Ek özel bütçenin, bir amaca yönelik olması ve paranın sosyal harcamalar veya diğer tüketim harcamaları için kullanılamaması gibi büyük bir avantajı olacağını savunan Merkel, bütçe disiplininden yana olduğunu ancak olağanüstü durumlarda gerekli adımların atılması gerektiğini vurguladı.

Trump ile Zelenskiy’nin Washington’daki görüşmesinin “her şeyi tetikleyen an” olduğunu belirten Merkel, bu görüşmenin Amerikalıların artık Ukrayna Devlet Başkanı’nın yanında olmadığının bir ifadesi olduğunu söyledi.

Merkel, görüşmeyi izlerken yaşadığı duyguları, “Böyle bir şeyi bir daha görmek istemem. Çok üzücü,” sözleriyle ifade etti.

Trump’ın muhataplarına suçluluk duygusu yaşatmak istediğini ve Amerika’nın tüm dünya tarafından kullanıldığı görüşünde olduğunu belirten Merkel, “Evet, Başkan Trump, Amerika’nın tüm dünya tarafından bir şekilde kullanıldığı görüşünde. ABD’nin sebepsiz yere diğer ülkelere yardım ettiğini veya onları koruduğunu düşünüyor,” ifadelerini kullandı.

Ukrayna’ya destek verilmesinin ABD ve Avrupa’nın kendi çıkarları için olduğunu vurgulayan Merkel, bir ülkenin işgal edilmesine ve toprak bütünlüğünün sorgulanmasına izin verilemeyeceğini söyledi.

Rusya Devlet Başkanı Vladimir Putin ile sık sık görüşen bir siyasetçi olarak, Rusya liderinin olaylara bakış açısının dikkate alınmamasının büyük bir ihmal olduğunu belirten Merkel, “Rusya’nın çıkarları hakkında tartışmaya izin vermek gerekir,” dedi.

Ancak Merkel, Putin’in Baltık ülkelerine, Polonya’ya ve Almanya’ya saldırmasını mümkün görmediğini ifade etti.

Kuzey Akım-2 projesinin bir hata olup olmadığı sorusuna ise Merkel, “Sanırım, şimdi biraz kibirli konuşacak olursam, Putin hakkında çok az yanılsaması olanlardan biriyim. Gürcistan’ı işgal ettiğini, Kırım’ı ilhak ettiğini biliyordum, o zamanlar bana yalan söylemişti. Yine de böyle bir savaşı önlemek için her şeyi denemeyi doğru buluyorum,” şeklinde yanıt verdi.
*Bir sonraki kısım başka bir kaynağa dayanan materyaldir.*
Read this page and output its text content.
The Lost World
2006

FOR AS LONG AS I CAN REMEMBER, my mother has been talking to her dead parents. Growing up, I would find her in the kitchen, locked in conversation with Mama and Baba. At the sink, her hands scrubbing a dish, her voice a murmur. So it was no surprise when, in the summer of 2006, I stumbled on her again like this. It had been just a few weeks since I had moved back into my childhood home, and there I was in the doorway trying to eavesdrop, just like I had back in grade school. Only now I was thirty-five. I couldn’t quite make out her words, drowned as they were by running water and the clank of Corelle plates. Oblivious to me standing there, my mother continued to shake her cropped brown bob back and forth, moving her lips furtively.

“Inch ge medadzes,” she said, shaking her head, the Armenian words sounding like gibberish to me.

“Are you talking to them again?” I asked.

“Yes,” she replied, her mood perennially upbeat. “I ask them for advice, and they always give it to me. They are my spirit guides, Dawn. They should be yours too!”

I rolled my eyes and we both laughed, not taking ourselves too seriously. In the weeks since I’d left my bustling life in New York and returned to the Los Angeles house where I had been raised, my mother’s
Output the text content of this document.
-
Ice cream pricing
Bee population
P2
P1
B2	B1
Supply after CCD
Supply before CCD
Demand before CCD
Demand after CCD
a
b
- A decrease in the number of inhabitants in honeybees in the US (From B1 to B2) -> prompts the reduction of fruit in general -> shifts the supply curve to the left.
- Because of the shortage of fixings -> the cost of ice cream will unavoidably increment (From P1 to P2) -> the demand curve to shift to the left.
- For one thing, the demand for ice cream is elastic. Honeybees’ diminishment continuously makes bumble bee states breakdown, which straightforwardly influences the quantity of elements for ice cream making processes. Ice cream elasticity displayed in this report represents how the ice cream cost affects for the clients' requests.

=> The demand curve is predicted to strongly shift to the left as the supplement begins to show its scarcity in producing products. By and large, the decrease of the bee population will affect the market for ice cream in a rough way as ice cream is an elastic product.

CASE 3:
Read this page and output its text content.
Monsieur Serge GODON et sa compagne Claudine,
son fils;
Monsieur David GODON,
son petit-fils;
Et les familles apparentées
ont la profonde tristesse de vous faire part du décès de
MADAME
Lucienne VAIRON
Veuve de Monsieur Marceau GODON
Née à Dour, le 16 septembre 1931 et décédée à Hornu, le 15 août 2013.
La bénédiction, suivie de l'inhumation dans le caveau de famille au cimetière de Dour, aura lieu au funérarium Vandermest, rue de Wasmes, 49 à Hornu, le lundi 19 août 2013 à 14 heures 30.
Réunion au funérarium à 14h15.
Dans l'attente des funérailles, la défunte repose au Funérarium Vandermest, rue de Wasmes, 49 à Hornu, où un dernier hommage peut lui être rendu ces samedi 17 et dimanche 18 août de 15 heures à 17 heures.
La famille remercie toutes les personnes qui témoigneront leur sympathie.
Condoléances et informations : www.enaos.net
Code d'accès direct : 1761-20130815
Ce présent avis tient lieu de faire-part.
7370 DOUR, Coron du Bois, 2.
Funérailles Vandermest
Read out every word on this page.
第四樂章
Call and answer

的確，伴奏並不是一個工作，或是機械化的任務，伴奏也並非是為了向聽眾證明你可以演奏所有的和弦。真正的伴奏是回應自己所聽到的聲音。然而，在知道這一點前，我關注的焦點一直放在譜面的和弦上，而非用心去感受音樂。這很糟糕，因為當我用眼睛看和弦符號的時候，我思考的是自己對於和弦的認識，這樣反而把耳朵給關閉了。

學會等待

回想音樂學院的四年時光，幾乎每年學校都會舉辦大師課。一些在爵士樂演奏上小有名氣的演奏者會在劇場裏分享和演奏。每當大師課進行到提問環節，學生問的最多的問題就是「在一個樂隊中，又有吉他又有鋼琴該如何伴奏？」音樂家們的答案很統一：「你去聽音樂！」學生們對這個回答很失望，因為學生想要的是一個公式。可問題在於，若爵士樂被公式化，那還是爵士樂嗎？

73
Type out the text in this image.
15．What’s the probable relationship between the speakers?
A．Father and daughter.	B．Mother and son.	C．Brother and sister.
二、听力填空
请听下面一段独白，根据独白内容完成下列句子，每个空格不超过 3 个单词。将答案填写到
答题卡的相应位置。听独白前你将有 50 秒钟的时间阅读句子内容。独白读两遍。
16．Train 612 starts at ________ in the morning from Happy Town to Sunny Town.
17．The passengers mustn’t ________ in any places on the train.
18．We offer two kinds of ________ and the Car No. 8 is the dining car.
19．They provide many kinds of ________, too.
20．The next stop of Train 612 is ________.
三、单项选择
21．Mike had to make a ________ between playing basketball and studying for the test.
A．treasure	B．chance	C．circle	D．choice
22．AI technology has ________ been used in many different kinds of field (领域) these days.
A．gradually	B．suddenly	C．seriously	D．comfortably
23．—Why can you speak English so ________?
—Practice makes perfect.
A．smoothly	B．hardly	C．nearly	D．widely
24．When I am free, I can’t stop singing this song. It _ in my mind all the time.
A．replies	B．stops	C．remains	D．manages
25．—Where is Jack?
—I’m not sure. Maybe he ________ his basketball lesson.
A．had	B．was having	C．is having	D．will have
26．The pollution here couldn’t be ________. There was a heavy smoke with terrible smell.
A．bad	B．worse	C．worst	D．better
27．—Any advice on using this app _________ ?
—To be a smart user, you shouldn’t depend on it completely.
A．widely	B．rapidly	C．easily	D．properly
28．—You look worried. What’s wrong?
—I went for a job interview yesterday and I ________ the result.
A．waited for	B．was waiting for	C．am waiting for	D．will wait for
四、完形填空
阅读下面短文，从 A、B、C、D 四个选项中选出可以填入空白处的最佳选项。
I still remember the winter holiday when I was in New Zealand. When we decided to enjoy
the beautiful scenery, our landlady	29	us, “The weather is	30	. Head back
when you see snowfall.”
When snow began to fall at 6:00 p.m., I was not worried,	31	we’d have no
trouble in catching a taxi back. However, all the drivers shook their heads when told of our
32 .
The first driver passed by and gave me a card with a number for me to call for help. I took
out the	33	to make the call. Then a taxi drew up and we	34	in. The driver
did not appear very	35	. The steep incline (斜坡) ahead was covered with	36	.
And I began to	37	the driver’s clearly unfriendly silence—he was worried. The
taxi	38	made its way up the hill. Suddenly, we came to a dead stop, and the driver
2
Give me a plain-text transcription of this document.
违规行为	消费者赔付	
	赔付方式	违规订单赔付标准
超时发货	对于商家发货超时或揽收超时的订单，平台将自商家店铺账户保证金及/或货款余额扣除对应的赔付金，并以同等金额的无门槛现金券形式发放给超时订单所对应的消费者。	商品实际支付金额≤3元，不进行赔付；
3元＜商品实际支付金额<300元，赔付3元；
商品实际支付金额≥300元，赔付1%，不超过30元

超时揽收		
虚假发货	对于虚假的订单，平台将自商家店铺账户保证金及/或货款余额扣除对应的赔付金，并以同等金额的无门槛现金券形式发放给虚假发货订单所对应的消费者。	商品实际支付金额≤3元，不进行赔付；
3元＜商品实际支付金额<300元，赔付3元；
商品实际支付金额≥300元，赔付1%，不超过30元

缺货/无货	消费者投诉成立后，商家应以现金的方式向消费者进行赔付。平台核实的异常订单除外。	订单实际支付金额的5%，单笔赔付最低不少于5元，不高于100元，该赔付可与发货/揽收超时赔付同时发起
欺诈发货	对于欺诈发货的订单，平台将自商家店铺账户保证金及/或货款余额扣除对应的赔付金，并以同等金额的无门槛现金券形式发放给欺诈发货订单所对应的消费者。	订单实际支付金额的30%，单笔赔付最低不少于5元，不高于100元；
AfD’nin yükselişine de değinen Merkel, bu durumun sadece Doğu Almanya’ya özgü olmadığını, ancak Doğu’da daha belirgin olduğunu ifade etti. AfD’nin ideolojik üst yapısının Doğu Almanya’da büyümediğini belirten Merkel, “AfD, ‘Biz halkız’ sloganıyla, devrim zamanının bu harika sloganını yeniden tanımlamaya çalışıyor. Memnun olmayan insanlara ‘Siz halksınız’ diyor. Ve memnun olmayan herkes elit kesime ait. Böylece toplumu bölüyorlar ve çeşitli şeylerden memnun olmayan insanlardan oluşan bir yankı odasıyla karşılaşıyorlar,” yorumunu yaptı.